Another cancer whose development is directly related to the action of some hormones is ovarian cancer. Pesticides with endocrine-disrupting activity remain in use in different countries. Scientific research to date suggests a link between atrazine and risk of ovarian cancer, and other environmental and occupational exposures may also be associated with ovarian cancer. It remains to be determined whether these risks can be modified by hormone use or genetic susceptibility (22).

The existence of thyroid-disrupting chemicals has been confirmed through many animal and human studies. The disruption occurs at many different levels of thyroid hormone synthesis, binding, action, and metabolism. It has been demonstrated that the most common endocrine disruptors that affect thyroid function are BPA, pentachlorophenol, PCBs, and phyto-oestrogens. These compounds usually influence the hypothalamus–pituitary–thyroid axis, sodium-iodide symporter, thyroid-binding protein, the enzyme thyroperoxidase and many other sites.
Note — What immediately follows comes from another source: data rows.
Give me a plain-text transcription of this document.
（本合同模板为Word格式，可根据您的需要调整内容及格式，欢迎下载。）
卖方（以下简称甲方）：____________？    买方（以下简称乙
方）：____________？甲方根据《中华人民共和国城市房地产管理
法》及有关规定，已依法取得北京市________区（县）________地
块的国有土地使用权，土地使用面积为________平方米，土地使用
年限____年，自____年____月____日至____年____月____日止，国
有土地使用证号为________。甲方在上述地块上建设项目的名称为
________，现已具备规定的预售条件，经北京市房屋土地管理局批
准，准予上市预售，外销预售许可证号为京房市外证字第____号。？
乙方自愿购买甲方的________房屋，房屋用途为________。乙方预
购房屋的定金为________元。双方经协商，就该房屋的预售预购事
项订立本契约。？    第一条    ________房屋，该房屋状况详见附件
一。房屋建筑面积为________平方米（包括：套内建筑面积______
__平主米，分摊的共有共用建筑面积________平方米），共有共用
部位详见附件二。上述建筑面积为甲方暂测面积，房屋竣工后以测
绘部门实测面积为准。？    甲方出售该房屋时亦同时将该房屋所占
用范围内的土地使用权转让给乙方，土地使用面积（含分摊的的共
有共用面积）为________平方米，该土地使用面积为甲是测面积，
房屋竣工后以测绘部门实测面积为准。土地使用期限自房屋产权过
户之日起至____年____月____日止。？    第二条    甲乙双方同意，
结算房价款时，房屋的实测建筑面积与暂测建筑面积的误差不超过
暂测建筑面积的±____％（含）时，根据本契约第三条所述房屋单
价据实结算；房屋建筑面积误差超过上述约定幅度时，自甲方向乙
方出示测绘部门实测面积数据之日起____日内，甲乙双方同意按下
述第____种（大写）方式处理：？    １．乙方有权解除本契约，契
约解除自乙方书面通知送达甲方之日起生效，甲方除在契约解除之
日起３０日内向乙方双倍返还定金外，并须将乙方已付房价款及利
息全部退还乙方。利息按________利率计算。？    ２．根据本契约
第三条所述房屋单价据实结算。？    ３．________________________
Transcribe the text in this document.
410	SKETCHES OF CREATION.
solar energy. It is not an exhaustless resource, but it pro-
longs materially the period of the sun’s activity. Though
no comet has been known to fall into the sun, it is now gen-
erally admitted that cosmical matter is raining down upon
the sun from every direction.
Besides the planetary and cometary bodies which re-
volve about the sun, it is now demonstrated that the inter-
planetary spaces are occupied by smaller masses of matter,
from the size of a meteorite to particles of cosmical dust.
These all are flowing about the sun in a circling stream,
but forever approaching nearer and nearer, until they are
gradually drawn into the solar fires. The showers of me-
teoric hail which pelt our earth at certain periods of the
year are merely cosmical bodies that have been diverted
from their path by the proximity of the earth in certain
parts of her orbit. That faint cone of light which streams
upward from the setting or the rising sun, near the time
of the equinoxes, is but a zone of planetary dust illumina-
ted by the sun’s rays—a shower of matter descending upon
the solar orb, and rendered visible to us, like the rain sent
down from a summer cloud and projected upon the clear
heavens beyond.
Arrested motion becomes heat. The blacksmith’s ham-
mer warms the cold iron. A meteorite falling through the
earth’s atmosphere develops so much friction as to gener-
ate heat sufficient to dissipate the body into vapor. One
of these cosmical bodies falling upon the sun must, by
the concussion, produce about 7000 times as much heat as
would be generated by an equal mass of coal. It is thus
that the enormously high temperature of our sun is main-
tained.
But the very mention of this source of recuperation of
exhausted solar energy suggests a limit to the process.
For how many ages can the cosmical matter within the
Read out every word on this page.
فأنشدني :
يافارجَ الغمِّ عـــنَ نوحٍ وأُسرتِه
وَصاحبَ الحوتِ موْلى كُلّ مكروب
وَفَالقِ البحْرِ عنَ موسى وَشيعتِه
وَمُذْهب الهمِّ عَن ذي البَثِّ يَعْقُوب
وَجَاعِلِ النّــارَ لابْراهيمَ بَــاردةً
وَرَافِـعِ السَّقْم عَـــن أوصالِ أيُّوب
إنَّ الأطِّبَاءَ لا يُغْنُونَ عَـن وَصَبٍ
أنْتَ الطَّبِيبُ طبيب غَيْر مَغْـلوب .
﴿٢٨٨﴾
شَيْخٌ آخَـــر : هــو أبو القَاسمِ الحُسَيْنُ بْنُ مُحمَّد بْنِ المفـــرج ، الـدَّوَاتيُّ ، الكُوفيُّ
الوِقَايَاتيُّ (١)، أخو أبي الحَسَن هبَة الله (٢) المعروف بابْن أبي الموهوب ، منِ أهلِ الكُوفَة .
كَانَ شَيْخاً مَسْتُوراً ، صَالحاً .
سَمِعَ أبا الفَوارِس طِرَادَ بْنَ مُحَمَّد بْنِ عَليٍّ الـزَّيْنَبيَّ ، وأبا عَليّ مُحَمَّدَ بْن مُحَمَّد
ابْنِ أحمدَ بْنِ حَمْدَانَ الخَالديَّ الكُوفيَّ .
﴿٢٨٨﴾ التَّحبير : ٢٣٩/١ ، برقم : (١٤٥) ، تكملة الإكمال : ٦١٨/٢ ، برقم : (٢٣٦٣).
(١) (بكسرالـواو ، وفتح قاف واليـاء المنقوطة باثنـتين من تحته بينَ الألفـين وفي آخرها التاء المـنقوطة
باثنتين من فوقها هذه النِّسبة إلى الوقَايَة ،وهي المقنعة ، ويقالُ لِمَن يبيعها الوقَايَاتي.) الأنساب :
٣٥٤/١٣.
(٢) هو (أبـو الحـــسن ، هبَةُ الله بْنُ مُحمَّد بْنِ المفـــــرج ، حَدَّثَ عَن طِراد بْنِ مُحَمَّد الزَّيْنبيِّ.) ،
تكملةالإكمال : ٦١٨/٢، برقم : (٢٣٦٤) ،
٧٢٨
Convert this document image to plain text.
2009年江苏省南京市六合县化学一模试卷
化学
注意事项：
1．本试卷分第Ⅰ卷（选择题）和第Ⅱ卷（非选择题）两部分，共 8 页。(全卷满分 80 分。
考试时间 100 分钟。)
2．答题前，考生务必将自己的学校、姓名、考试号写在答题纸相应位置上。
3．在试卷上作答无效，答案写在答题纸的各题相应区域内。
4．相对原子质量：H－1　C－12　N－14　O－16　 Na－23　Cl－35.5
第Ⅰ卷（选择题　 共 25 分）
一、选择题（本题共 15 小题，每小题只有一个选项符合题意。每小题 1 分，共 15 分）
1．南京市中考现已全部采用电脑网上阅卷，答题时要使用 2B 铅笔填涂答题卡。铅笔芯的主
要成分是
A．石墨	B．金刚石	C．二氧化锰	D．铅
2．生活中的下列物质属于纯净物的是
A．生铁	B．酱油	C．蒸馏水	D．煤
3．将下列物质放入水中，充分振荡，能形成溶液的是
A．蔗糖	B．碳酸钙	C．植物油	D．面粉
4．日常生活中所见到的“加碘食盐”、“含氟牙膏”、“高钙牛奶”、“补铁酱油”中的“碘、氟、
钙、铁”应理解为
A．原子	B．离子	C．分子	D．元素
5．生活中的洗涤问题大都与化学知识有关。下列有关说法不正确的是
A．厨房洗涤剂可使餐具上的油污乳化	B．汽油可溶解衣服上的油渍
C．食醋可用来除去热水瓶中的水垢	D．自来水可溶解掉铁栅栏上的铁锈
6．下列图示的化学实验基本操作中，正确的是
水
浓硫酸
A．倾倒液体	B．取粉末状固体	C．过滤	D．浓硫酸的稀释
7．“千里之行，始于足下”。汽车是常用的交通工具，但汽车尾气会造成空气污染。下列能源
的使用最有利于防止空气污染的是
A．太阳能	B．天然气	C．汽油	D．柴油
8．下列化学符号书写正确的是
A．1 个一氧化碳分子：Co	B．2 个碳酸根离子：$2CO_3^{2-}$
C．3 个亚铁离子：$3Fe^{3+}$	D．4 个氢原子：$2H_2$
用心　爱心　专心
It seems possible that the endocrine disruptors that affect the thyroid could cause hypo- or hyperthyroidism, thyroid nodules and thyroid tumorigenesis. However, the limited data does not allow making reasonable conclusions about the effects of endocrine disruptors on thyroid function, and more scientific research is of crucial importance (5, 23).

The role of environmental chemicals in the development of obesity is an emerging area of research that is focusing on the identification of obesogens. Although until now data have been scant, some epidemiological and in vitro studies have suggested a link between environmental chemical exposure and obesity. Endocrine disruptors mimic natural lipophilic hormones that mediate their effects through members of the nuclear receptor transcription factors superfamily. Environmental estrogenic chemicals, such as BPA and nonylphenol, can promote adipocyte differentiation or proliferation of murine preadipocyte cell lines. Recently, studies have shown that chemicals including pesticides, organophosphates, polychlorinated biphenyls, polybrominated biphenyls, phthalates, BPA, heavy metals and solvents might cause weight gain possibly by interfering with weight homoeostasis via alterations in weight-controlling hormones, altered sensitivity to neurotransmitters, or altered activity of the sympathetic nervous system. However, more research is needed in this area (24).

It has been shown that endocrine disruptors might affect other systems such as the immune system and the endocrine pancreas. For example, some data suggest that EDs are involved in autoantibody production by B1 cells and could be an aetiologic factor in the development of autoimmune diseases. Other studies suggest that levels of BPA, phthalates, dioxins, and persistent organic pollutants are correlated with alterations of blood glucose homoeostasis in humans. However, these initial data about endocrine disruptor activity must be interpreted with caution (25, 26).

The impact of endocrine disruptors has been a matter of concern since the past 50 years. However, the results of the research remain controversial. This is because of the multitude of environmental effects on humans and because the genetic make-up of every individual is different, and the endocrine disruptor exposure duration and route may determine the outcome. In addition, the exact time point of the exposure is crucial. In utero exposure seems to cause irreversible outcomes. Moreover, experimental studies may not agree with studies in humans because exposure to endocrine disruptors varies and laboratory animals (rats, rodents, etc.) may also react differently. However, more experimental research is needed to clarify the possible mechanisms of action of endocrine disruptors.